When Kristi Pelegrin gave birth to her son Cooper, she thought her son’s father was joking when he said the baby was healthy with 10 fingers and 12 toes. He wasn’t kidding.
She was even more shocked, she said, when she heard about the usual procedure to remove the extra digits: tying a silk string around the base of the toes to restrict blood flow, then waiting up to 10 days for the tissue to “blacken, die and fall off.”
“It seems so barbaric,” Pelegrin said. “I don’t think I could have gone through with it. I would have left without getting the toes removed and researched other options.”
Instead, Dr. Juan Roig treated Cooper at the Munroe Regional Medical Center in Ocala in November 2011 with the XDG Clamp — a device he invented and is marketing with business partner Carlos Hondal to treat polydactyly — the formal name for the condition of extra digits — and skin tags.

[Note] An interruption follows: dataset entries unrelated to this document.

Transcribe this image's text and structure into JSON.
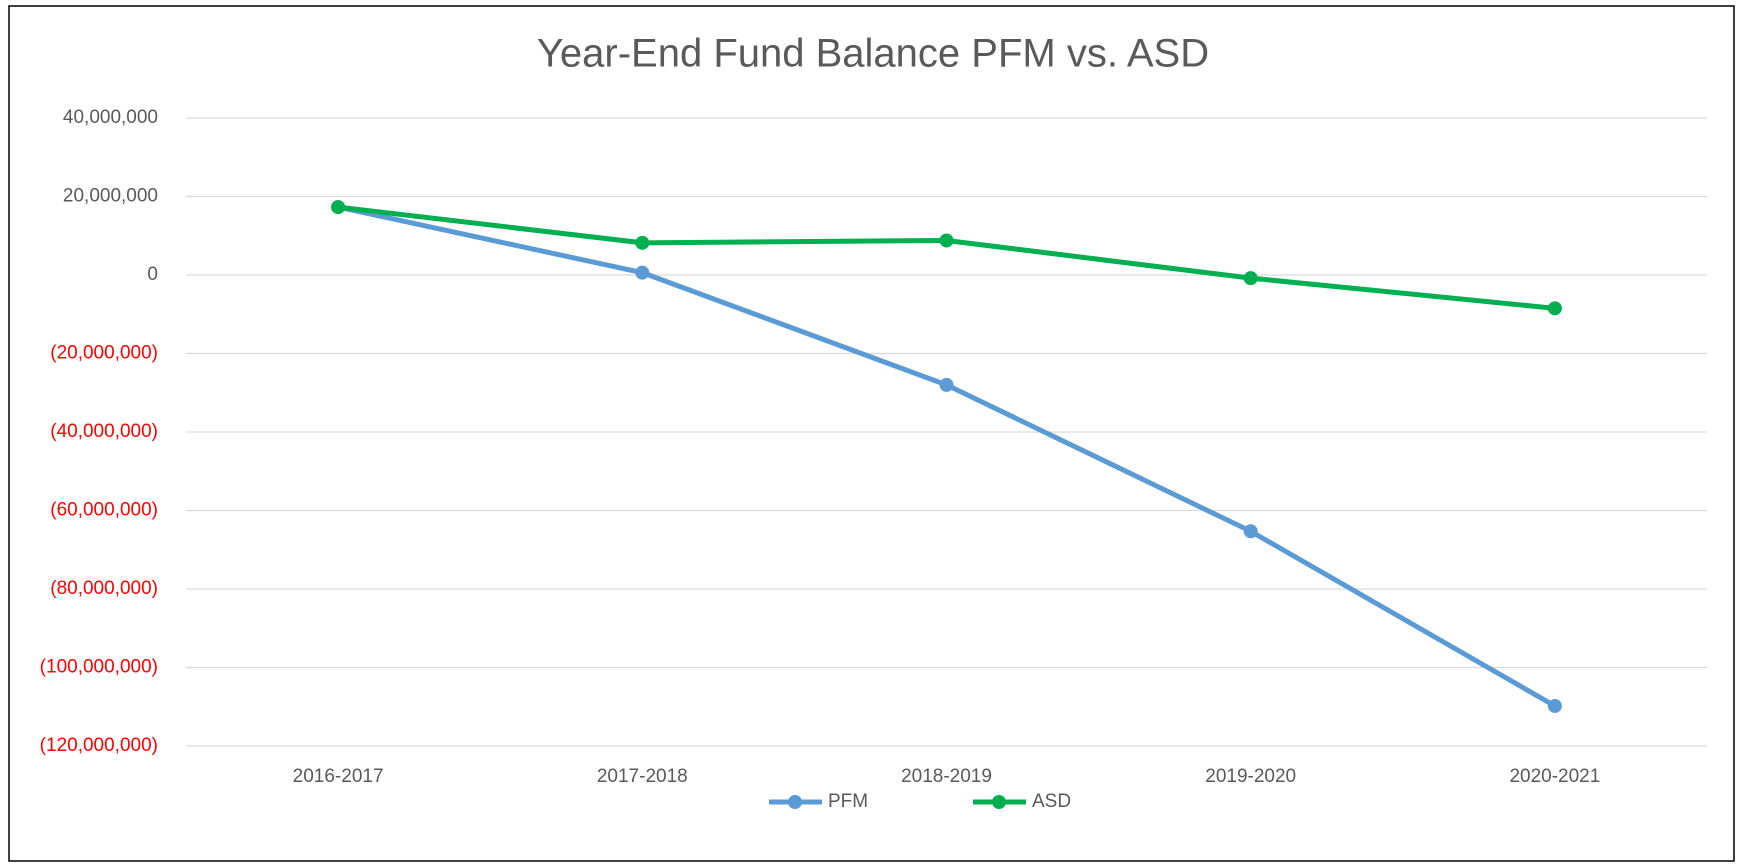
{
  "chart_data": {
    "type": "line",
    "title": "Year-End Fund Balance PFM vs. ASD",
    "categories": [
      "2016-2017",
      "2017-2018",
      "2018-2019",
      "2019-2020",
      "2020-2021"
    ],
    "series": [
      {
        "name": "PFM",
        "color": "#5b9bd5",
        "values": [
          17300000,
          600000,
          -28000000,
          -65300000,
          -109800000
        ]
      },
      {
        "name": "ASD",
        "color": "#00b050",
        "values": [
          17300000,
          8200000,
          8800000,
          -800000,
          -8500000
        ]
      }
    ],
    "ylim": [
      -120000000,
      40000000
    ],
    "yticks": [
      {
        "value": 40000000,
        "label": "40,000,000"
      },
      {
        "value": 20000000,
        "label": "20,000,000"
      },
      0,
      {
        "value": -20000000,
        "label": "(20,000,000)"
      },
      {
        "value": -40000000,
        "label": "(40,000,000)"
      },
      {
        "value": -60000000,
        "label": "(60,000,000)"
      },
      {
        "value": -80000000,
        "label": "(80,000,000)"
      },
      {
        "value": -100000000,
        "label": "(100,000,000)"
      },
      {
        "value": -120000000,
        "label": "(120,000,000)"
      }
    ],
    "negative_tick_color": "#ff0000",
    "grid": true,
    "legend": "bottom"
  }
}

“When you see a simple, elegant solution to health issues that affect millions of people worldwide, you have to take notice,” said John Fleming of Biztegra and a Challenge judge. “The XDG device could greatly improve the standard of care for children born with extra fingers or toes and for people suffering with skin tags. The company’s founders demonstrate the ingenuity and passion for creating products that can positively change people's lives.”
Using local anesthetic and aseptic, the medical professional uses both stainless steel reusable clamps and disposable plastic clamps to remove extra digits and skin tags — extra clumps of skin that grow on the body — in 10 minutes. A high-compression procedure fuses the skin together so there is no need for sutures or further treatment.

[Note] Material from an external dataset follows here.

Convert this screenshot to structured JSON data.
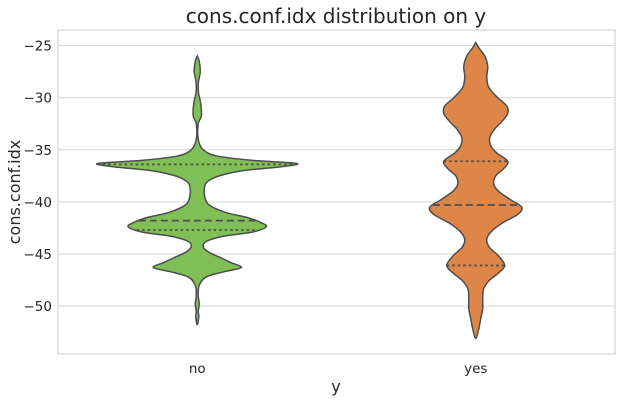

“There was no blood, no irritability, and [my son] didn’t even cry,” Pelegrin said. “He healed beautifully, and today there is zero sensitivity.”
Polydactyly occurs in about one in every 143 newborns in the United States — more than 20,000 cases annually — according to Roig, medical director of neonatal intensive care at Munroe Regional Medical Center. He said these babies become “hot potatoes.”
“The pediatricians become insecure in dealing with these babies,” Roig said. “With the string method, the babies will cry and the procedure isn’t uniform. The string can be tied too tight or too loose, and there’s typically a poor outcome. Pediatricians are just as uncomfortable performing the procedure as the parents are having their babies undergo it.”
Roig thinks the clamp will empower primary doctors to perform the procedure and eliminate complications like sensitive scarring and neuromas that can be difficult and expensive to treat in the future.
Though the string method gets a 75 percent success rate, Roig says that figure is high because complications are underreported.
“These people live with discomfort the rest of their lives because they don’t know there’s any other option,” Roig said. “They’ve settled for a life that’s less than great.”
Roig, who is also an associate professor of medicine at the University of Florida’s Department of Pediatrics’ Division of Neonatology, uses the clamp at both UF’s Health Science Center’s Shands Hospital in Gainesville and Munroe Regional Medical Center.
He has performed about a hundred procedures, which have all been successful, he said.
XDG is working to publish a new standard of care for polydactyly and develop webinars and a mobile app to train nurses, midwives, pediatricians, family practitioners and dermatologists to use the clamp.
It also plans to capitalize on skin tag removal — a commercial tactic.
“We want to get this into the hands of doctors as soon as we can,” said Hondal, founder and principal of CMH Advisors LLC, who received his master’s in accounting from FIU. “Skin tag removal is a much broader market and will add value to our company so that we can support our efforts to treat polydactyly,” he said.
Skin tags occur in about 46 percent of the adult population, according to Roig.
Like polydactyly, removal can involve pain, bleeding, scarring and multiple office visits. The clamp can remove a skin tag in 10 minutes without these complications.
The business plan: to sell 9,000 to 10,000 pairs in 2015 and 15,000 to 20,000 pairs in 2016 for less than $800 each through a distribution network to domestic hospitals, pediatricians, dermatologists, and general practice physicians and clinics, with expansion into international markets.
Roig and Hondal plan to sign a letter of intent with a distributor this summer.
Medical centers in Ocala, Gainesville, Orlando, Jacksonville and Panama City will have Institutional Review Board documentation filed when the prototype is finalized, Roig said.
XDG is considered an early-stage company under a provisional patent shared with UF with the U.S. Patent and Trademark Office, and the device is undergoing approval from the Food and Drug Administration.
Roig thinks the “fancy clamp” will be classified as a Class I General Surgical Tool.
“It’s a simple solution to old problems,” he said.